Feasibility study of woody-biomass use in a steel plant through process integration

Abstract Steel production from iron ore is a very energy intensive process that relies strongly on fossil fuels and is also responsible for a considerable part of the global carbon dioxide (CO 2 ) emissions. Replacing part of the fuels or reductants with biomass will reduce the fossil derived CO 2 emissions, given that the biomass is harvested in a sustainable way. In this paper the possibility of using biomass as a secondary reductant in primary steel production is studied numerically. The steel plant is optimized to minimize production costs of rolled steel by selecting the best biomass injection rate and the best state of the blast furnace under the given internal and external constraints imposed. In the analysis, raw materials and energy are given purchase prices and fossil derived CO 2 emissions are subjected to a penalty fee. Emphasis is put on the preprocessing steps of biomass, including drying, torrefaction, pyrolysis (slow and fast) and grinding. An overall investment cost for the biomass preprocessing units is considered in the economic analysis.
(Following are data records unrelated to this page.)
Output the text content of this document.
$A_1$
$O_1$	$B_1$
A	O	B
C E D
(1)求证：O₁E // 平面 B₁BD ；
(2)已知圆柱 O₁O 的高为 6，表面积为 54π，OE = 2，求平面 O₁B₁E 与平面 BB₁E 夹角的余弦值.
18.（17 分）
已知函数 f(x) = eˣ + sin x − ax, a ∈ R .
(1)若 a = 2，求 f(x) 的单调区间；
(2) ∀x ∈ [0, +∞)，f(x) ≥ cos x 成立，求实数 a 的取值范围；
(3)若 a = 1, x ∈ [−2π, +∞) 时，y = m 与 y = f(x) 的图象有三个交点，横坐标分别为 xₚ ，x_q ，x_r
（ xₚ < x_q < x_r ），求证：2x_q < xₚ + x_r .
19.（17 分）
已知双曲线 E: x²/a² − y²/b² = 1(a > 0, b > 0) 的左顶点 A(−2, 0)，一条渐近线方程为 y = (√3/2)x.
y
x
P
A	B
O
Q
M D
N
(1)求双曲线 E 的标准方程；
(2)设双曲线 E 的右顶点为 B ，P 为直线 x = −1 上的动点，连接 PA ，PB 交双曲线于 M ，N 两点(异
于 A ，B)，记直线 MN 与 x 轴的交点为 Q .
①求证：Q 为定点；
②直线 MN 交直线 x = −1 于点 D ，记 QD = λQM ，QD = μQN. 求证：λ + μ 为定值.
The results reveal the conditions under which it is feasible to use biomass in the plant and also provides information about the biomass pretreatment capacity worth investing in. The study indicates that slow pyrolysis seems to be the most promising concept among the three options considered, but that it is still not economically feasible with today's emission penalties. According to the estimates, the break-even point for slow pyrolysis occurs at a penalty fee of about 20 € t −1 fossil derived CO 2 if one t of dry biomass costs 40 €, at a specific char injection rate of 50 kg t −1 hot metal. Fast pyrolysis requires considerably higher emission penalties to become feasible, while torrefaction proved to be infeasible with the cost structure used in the study.